Was your information compromised in a recent data breach? What you should know

ByNydia Han and Heather Grubola WPVI logo
Friday, June 18, 2021
Protecting your personal information from a possible data breach
Here's what you need to do to regain control of your accounts and protect your personal data from the next breach.

PHILADELPHIA (WPVI) -- News of customers' personal information possibly being compromised at CVS and Wegmans should have you thinking about how to protect your private data.

Here's what you need to do to regain control of your accounts and protect your data from the next one.

Consumer Reports' tech editor got alerts saying he'd signed up for several credit cards.

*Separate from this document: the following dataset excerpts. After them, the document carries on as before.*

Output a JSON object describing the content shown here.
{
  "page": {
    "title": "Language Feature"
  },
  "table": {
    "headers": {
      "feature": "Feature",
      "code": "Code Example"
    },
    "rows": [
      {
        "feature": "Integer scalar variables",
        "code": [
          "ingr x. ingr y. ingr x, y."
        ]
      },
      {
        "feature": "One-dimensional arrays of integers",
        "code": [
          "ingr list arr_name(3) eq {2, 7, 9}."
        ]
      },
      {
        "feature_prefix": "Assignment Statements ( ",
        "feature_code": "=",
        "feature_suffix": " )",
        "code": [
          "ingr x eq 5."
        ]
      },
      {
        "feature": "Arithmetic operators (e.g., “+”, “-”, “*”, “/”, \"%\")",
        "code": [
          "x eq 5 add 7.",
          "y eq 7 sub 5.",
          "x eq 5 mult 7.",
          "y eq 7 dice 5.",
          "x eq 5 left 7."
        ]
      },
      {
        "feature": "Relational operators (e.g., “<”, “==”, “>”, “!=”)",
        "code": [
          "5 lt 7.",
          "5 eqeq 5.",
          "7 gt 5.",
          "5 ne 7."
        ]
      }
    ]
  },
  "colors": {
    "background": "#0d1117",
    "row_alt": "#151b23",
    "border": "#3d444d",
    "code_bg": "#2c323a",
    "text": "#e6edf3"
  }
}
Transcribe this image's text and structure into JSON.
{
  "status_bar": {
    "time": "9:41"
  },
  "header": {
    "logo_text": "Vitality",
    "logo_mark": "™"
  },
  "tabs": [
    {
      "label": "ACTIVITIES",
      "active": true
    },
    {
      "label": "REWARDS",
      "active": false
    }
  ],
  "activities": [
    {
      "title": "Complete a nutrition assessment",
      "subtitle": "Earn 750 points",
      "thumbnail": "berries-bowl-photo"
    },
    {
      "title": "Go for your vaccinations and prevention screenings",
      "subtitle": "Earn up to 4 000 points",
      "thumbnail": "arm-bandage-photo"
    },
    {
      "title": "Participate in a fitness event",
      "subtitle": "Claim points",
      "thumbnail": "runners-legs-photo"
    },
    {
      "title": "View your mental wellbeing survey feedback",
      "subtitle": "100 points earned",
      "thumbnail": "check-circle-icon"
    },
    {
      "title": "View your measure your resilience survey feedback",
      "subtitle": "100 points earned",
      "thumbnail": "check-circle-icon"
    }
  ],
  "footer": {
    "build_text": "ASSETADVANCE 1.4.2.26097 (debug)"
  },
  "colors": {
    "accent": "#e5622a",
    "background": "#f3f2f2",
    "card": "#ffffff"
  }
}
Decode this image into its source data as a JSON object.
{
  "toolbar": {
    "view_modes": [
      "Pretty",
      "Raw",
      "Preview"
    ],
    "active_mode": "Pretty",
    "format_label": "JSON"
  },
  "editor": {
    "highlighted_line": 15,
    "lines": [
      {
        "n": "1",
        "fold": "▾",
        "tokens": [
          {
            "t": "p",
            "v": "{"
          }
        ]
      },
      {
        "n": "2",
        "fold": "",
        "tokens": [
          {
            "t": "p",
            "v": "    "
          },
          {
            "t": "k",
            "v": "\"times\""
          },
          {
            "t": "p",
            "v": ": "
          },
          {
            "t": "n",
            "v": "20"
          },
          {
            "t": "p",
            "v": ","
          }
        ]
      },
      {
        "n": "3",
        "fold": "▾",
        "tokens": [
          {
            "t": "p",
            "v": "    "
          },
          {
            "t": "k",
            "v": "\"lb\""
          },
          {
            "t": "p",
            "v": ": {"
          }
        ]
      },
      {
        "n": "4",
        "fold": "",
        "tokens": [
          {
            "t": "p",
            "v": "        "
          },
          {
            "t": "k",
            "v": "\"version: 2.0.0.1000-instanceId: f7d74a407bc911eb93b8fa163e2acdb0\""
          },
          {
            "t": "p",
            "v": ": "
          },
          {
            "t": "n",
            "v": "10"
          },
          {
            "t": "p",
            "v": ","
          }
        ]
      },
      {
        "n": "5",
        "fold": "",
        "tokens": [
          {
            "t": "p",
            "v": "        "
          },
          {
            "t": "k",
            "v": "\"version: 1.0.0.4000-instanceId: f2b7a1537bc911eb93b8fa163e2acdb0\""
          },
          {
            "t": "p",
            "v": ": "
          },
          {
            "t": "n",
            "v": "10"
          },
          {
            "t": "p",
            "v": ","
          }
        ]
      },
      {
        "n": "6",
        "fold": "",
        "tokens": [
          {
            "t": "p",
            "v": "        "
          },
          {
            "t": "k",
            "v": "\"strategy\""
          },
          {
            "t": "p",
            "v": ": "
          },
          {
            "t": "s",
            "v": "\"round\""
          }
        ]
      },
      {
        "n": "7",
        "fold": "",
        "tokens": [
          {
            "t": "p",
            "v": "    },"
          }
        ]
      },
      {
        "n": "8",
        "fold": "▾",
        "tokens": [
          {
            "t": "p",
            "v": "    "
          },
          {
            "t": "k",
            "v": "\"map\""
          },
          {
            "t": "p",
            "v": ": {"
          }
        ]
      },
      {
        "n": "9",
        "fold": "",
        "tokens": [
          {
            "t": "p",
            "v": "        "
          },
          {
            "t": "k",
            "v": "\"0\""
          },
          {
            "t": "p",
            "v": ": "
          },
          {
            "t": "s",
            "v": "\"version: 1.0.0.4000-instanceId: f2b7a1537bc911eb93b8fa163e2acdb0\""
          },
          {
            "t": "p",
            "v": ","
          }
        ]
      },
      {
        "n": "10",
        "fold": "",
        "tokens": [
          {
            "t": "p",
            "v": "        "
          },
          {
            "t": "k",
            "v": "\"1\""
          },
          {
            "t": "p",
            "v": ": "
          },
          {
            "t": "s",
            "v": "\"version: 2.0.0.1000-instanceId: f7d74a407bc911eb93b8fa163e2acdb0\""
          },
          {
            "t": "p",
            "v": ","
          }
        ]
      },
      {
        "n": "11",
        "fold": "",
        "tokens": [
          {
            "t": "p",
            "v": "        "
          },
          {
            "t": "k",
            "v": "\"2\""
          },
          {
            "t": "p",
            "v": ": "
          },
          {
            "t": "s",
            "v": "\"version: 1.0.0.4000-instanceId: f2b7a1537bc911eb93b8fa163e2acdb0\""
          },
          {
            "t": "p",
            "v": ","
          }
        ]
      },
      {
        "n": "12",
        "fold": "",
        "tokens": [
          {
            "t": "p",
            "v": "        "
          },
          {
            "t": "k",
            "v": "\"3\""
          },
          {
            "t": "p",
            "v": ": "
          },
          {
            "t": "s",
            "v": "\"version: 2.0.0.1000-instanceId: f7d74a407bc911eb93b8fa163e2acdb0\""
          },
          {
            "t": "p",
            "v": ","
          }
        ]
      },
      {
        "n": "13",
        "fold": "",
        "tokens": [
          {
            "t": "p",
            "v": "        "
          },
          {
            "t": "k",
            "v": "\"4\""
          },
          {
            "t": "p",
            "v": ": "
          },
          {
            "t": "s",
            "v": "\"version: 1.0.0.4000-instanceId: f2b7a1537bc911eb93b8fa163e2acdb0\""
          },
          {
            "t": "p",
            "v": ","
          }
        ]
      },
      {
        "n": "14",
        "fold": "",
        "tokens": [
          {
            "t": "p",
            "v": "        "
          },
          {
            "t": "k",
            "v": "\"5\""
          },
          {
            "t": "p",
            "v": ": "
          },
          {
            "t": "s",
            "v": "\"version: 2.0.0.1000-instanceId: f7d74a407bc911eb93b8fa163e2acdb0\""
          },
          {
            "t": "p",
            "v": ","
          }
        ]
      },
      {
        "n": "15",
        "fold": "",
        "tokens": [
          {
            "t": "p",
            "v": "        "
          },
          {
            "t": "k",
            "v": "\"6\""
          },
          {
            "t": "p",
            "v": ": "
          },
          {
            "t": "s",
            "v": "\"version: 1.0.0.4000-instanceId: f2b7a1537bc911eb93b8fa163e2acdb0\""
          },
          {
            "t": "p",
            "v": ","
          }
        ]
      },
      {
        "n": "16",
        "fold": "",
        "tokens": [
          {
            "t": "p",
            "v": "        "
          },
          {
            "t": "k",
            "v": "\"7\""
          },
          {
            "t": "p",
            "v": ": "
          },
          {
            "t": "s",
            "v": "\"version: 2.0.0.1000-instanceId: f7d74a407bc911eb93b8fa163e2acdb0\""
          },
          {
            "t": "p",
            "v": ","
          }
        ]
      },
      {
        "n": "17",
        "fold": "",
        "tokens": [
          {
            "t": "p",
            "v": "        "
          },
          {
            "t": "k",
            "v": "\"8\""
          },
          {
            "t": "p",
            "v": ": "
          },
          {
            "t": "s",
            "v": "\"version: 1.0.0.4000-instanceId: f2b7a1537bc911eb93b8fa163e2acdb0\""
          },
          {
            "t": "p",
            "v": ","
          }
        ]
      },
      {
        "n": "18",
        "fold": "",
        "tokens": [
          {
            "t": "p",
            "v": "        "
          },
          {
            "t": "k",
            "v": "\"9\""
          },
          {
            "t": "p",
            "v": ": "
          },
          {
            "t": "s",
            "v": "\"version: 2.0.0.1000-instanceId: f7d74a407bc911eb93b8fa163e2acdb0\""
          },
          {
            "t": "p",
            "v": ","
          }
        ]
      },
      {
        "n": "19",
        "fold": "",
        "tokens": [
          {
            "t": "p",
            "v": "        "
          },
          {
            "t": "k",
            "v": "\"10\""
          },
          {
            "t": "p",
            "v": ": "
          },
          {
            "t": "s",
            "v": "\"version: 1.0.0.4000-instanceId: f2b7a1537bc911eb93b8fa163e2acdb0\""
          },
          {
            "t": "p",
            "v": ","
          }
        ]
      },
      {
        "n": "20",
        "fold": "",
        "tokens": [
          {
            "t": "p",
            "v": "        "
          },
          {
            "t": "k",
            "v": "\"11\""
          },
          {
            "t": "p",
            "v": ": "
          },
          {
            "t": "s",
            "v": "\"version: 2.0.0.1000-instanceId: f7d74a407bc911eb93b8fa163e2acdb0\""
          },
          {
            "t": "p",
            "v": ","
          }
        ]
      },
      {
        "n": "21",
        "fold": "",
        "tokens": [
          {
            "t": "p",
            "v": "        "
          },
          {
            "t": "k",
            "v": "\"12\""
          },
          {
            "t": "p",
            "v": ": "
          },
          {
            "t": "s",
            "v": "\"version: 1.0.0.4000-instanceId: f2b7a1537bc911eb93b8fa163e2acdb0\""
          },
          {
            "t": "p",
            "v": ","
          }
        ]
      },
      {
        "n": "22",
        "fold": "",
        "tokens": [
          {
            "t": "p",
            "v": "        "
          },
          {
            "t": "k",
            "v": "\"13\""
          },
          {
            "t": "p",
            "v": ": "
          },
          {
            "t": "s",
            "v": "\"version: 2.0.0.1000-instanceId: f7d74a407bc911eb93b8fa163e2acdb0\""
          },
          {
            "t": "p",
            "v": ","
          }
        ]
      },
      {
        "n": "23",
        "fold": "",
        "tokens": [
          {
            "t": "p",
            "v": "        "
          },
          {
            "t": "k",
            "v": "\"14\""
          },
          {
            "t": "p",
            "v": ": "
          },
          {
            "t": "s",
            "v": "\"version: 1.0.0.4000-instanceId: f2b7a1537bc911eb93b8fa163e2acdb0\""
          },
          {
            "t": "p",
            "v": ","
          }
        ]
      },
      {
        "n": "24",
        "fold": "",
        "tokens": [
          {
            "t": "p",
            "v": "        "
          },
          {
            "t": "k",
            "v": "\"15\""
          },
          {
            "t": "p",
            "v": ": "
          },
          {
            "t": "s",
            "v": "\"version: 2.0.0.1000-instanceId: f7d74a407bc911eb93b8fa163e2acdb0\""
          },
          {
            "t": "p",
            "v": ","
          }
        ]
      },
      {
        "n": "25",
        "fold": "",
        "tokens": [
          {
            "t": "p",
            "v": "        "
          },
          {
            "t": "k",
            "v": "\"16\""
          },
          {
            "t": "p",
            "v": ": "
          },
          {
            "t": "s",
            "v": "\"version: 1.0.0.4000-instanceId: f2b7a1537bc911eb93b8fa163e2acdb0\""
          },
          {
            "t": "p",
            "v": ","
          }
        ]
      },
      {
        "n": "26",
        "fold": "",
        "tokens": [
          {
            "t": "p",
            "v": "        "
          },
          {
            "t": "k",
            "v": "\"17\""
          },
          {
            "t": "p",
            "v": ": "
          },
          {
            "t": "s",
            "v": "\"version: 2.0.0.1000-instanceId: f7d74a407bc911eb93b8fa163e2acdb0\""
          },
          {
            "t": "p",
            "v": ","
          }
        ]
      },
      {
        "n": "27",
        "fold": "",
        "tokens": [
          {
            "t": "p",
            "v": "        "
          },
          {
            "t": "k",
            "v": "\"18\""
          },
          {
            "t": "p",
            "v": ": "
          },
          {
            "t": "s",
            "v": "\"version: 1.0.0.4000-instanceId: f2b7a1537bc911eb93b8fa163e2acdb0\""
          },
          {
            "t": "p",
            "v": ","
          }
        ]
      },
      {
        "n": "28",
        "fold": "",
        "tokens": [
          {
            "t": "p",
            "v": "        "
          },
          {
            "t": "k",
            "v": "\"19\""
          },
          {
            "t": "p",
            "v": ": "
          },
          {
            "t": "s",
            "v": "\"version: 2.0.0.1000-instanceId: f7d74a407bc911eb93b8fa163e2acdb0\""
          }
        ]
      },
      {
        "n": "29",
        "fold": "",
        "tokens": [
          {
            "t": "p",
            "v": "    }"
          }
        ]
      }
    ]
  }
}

"I didn't know what was happening. I hadn't signed up for any new credit cards," said Nicholas De Leon.

He had not received a notice about a data breach, so he checked online to try to see where his personal information had been compromised.

RELATED: More than 1 billion CVS data records accidentally exposed, researcher says

"It was scary. It was stressful, and the worst part was that I was on the hook to clean up the mess," he said.

Sometimes, companies will alert you if you fall victim to a data breach. You can also look online yourself to find out what information was compromised.

The website Have I Been Pwned will tell you if it is your email address, phone number, or password.

"If your password was compromised, change it everywhere you used it," said Bree Fowler of Consumer Reports.

And a reminder: do not reuse passwords. To remember them use a password manager. CR recommends 1Password, which creates and stores complex, unique passwords for each of your accounts.

Use something called multi-factor authentication for your logins, which requires a second form of identification.

"Often, it's a code sent to your phone. But we recommend using a form that's more secure than that," said Fowler.

RELATED: White House pushes for companies to take ransomware more seriously after high-profile cyberattacks

Like the Google Authenticator app or a hardware security key, such as Yubikey.

If your social security number or financial information was part of a data breach, CR said freezing your credit is a smart option since it restricts access to your credit history.

That's exactly what De Leon did after his information was stolen.

"I plan to keep my credit frozen forever because that's the safer thing to do," he said.

One thing to keep in mind you will have to unfreeze your credit before you apply for things like a car loan, mortgage, or credit card.